Uguali differenze si hanno nell’arte figurativa: per il mondo romano è stato coniato il termine di arte “borghese” estremamente calata nel reale ; il mondo bizantino vede per contro nell’arte la raffigurazione del Trascendente, dell’Assoluto: alla resa realistica dei lineamenti si sostituisce l’idealizzazione, la ieraticità, l’eroicizzazione della figura.
All’origine di questa divergenza sta il diverso ruolo della Religione.
A Roma la religione è elemento fondante dello Stato, e la pietà religiosa è espressione di osservanza dell’autorità politica. Ma i Romani sono un popolo estremamente scettico, conoscono il timore superstizioso, credono ai presagi ed alle profezie ma per il resto vivono nel presente, “hinc et nunc”. Cicerone due millenni prima di Marx definisce la religione strumento garante dell’ordine sociale, e resta celebre l’aneddoto del generale che chiede all’augure come faccia a restare serio per tutta la durata del rito. Riprova di tale atteggiamento è l’accettazione nel pantheon di qualsiasi divinità straniera, e c’è persino il Dio Ignoto. A Bisanzio un tale approccio spassionato è inconcepibile, trascendente ed immanente sono iscindibili. Le dispute religiose, su argomenti che oggi appaiono astrusi e incomprensibili, coinvolgono tutti gli strati della società, dando origine talora a vere esplosioni di violenza. Ha un bel lamentarsi San Gregorio di Nissa a dire che chiedendo il prezzo del pane ci si sente rispondere che il Padre è più grande del Figlio ed ai bagni pubblici si sostiene che il Figlio viene dal nulla!

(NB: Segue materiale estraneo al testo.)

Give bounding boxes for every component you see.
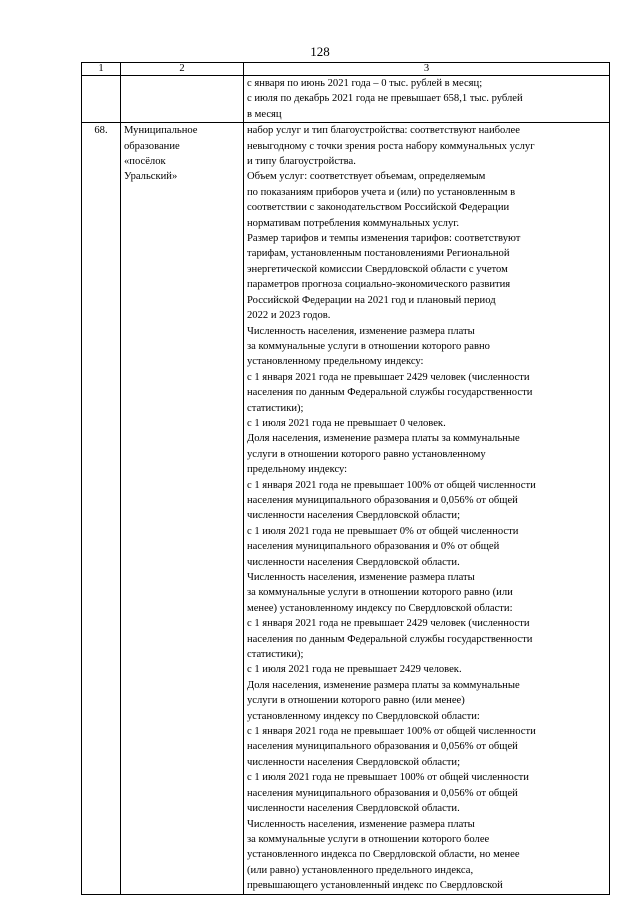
text-line: и типу благоустройства. bbox=[247, 156, 356, 168]
text-line: с 1 января 2021 года не превышает 2429 человек (численности bbox=[247, 371, 530, 383]
municipality-name bbox=[124, 123, 240, 185]
text-line: Объем услуг: соответствует объемам, определяемым bbox=[247, 171, 486, 183]
text-line: с 1 июля 2021 года не превышает 0 человек. bbox=[247, 417, 446, 429]
column-header-2: 2 bbox=[121, 63, 244, 76]
text-line: менее) установленному индексу по Свердловской области: bbox=[247, 602, 513, 614]
text-line: по показаниям приборов учета и (или) по установленным в bbox=[247, 186, 516, 198]
text-line: Численность населения, изменение размера платы bbox=[247, 325, 475, 337]
column-header-1: 1 bbox=[82, 63, 121, 76]
text-line: численности населения Свердловской области. bbox=[247, 556, 460, 568]
text-line: услуги в отношении которого равно установленному bbox=[247, 448, 486, 460]
text-line: нормативам потребления коммунальных услуг. bbox=[247, 217, 460, 229]
text-line: населения муниципального образования и 0,056% от общей bbox=[247, 494, 518, 506]
continuation-name-cell bbox=[121, 76, 244, 123]
text-line: статистики); bbox=[247, 402, 304, 414]
name-line: Уральский» bbox=[124, 171, 178, 183]
text-line: населения муниципального образования и 0,056% от общей bbox=[247, 741, 518, 753]
text-line: параметров прогноза социально-экономического развития bbox=[247, 279, 511, 291]
text-line: за коммунальные услуги в отношении которого более bbox=[247, 833, 490, 845]
text-line: превышающего установленный индекс по Свердловской bbox=[247, 880, 503, 892]
text-line: с января по июнь 2021 года – 0 тыс. рублей в месяц; bbox=[247, 78, 483, 89]
row-number: 68. bbox=[82, 123, 121, 894]
text-line: энергетической комиссии Свердловской области с учетом bbox=[247, 263, 508, 275]
table-header-row bbox=[82, 63, 610, 76]
text-line: населения муниципального образования и 0,056% от общей bbox=[247, 787, 518, 799]
text-line: установленному индексу по Свердловской области: bbox=[247, 710, 480, 722]
continuation-number-cell bbox=[82, 76, 121, 123]
row-description bbox=[247, 123, 606, 893]
text-line: в месяц bbox=[247, 108, 282, 120]
column-header-3: 3 bbox=[244, 63, 610, 76]
row-name-cell bbox=[121, 123, 244, 894]
text-line: предельному индексу: bbox=[247, 464, 348, 476]
continuation-text-cell bbox=[244, 76, 610, 123]
text-line: (или равно) установленного предельного индекса, bbox=[247, 864, 474, 876]
continuation-lines bbox=[247, 76, 606, 122]
table-row bbox=[82, 123, 610, 894]
text-line: с июля по декабрь 2021 года не превышает 658,1 тыс. рублей bbox=[247, 93, 523, 105]
text-line: Размер тарифов и темпы изменения тарифов: соответствуют bbox=[247, 233, 521, 245]
text-line: с 1 июля 2021 года не превышает 0% от общей численности bbox=[247, 525, 519, 537]
text-line: с 1 января 2021 года не превышает 2429 человек (численности bbox=[247, 618, 530, 630]
text-line: населения по данным Федеральной службы государственности bbox=[247, 387, 533, 399]
text-line: Российской Федерации на 2021 год и плановый период bbox=[247, 294, 496, 306]
text-line: Доля населения, изменение размера платы за коммунальные bbox=[247, 433, 520, 445]
text-line: с 1 июля 2021 года не превышает 100% от общей численности bbox=[247, 772, 529, 784]
page-number: 128 bbox=[310, 44, 330, 59]
text-line: за коммунальные услуги в отношении которого равно (или bbox=[247, 587, 513, 599]
text-line: населения по данным Федеральной службы государственности bbox=[247, 633, 533, 645]
name-line: «посёлок bbox=[124, 156, 166, 168]
continuation-row bbox=[82, 76, 610, 123]
row-text-cell bbox=[244, 123, 610, 894]
text-line: Численность населения, изменение размера платы bbox=[247, 818, 475, 830]
text-line: набор услуг и тип благоустройства: соответствуют наиболее bbox=[247, 125, 520, 137]
text-line: статистики); bbox=[247, 649, 304, 661]
text-line: численности населения Свердловской области; bbox=[247, 756, 461, 768]
text-line: за коммунальные услуги в отношении которого равно bbox=[247, 340, 490, 352]
text-line: с 1 июля 2021 года не превышает 2429 человек. bbox=[247, 664, 462, 676]
name-line: образование bbox=[124, 140, 180, 152]
text-line: услуги в отношении которого равно (или менее) bbox=[247, 695, 465, 707]
text-line: установленного индекса по Свердловской области, но менее bbox=[247, 849, 520, 861]
name-line: Муниципальное bbox=[124, 125, 198, 137]
text-line: Доля населения, изменение размера платы за коммунальные bbox=[247, 679, 520, 691]
text-line: с 1 января 2021 года не превышает 100% от общей численности bbox=[247, 726, 536, 738]
text-line: численности населения Свердловской области; bbox=[247, 510, 461, 522]
tariff-table bbox=[81, 62, 610, 895]
text-line: тарифам, установленным постановлениями Региональной bbox=[247, 248, 510, 260]
text-line: соответствии с законодательством Российской Федерации bbox=[247, 202, 510, 214]
text-line: 2022 и 2023 годов. bbox=[247, 310, 331, 322]
text-line: Численность населения, изменение размера платы bbox=[247, 572, 475, 583]
text-line: с 1 января 2021 года не превышает 100% от общей численности bbox=[247, 479, 536, 491]
text-line: населения муниципального образования и 0% от общей bbox=[247, 541, 500, 553]
text-line: невыгодному с точки зрения роста набору коммунальных услуг bbox=[247, 140, 535, 152]
text-line: численности населения Свердловской области. bbox=[247, 803, 460, 815]
text-line: установленному предельному индексу: bbox=[247, 356, 424, 368]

La Relgione si manifesta così con un duplice volto : da un lato elemento positivo, “collante” dell’Impero e civilizzatore di popolazioni barbare, dall’altro elemento disgregante e centrifugo, quasi manifesto di rivendicazioni autonomistiche ( così la Siria e l’Egitto monofisisti saranno persi per sempre).

Per concludere degnamente non resta che ricordare come i due imperi risaltino ai nostri occhi per longevità, e che, anche dopo la loro caduta, continuino ad esportare il loro modello. La morte eroica di Costantino XI, per tragica ironia omonimo di Costantino il Grande come Romolo Augustolo, che si lancia contro schiere soverchianti di nemici, con indosso la porpora imperiale dei suoi avi è un degno epitaffio a più di due millenni di storia e gloria.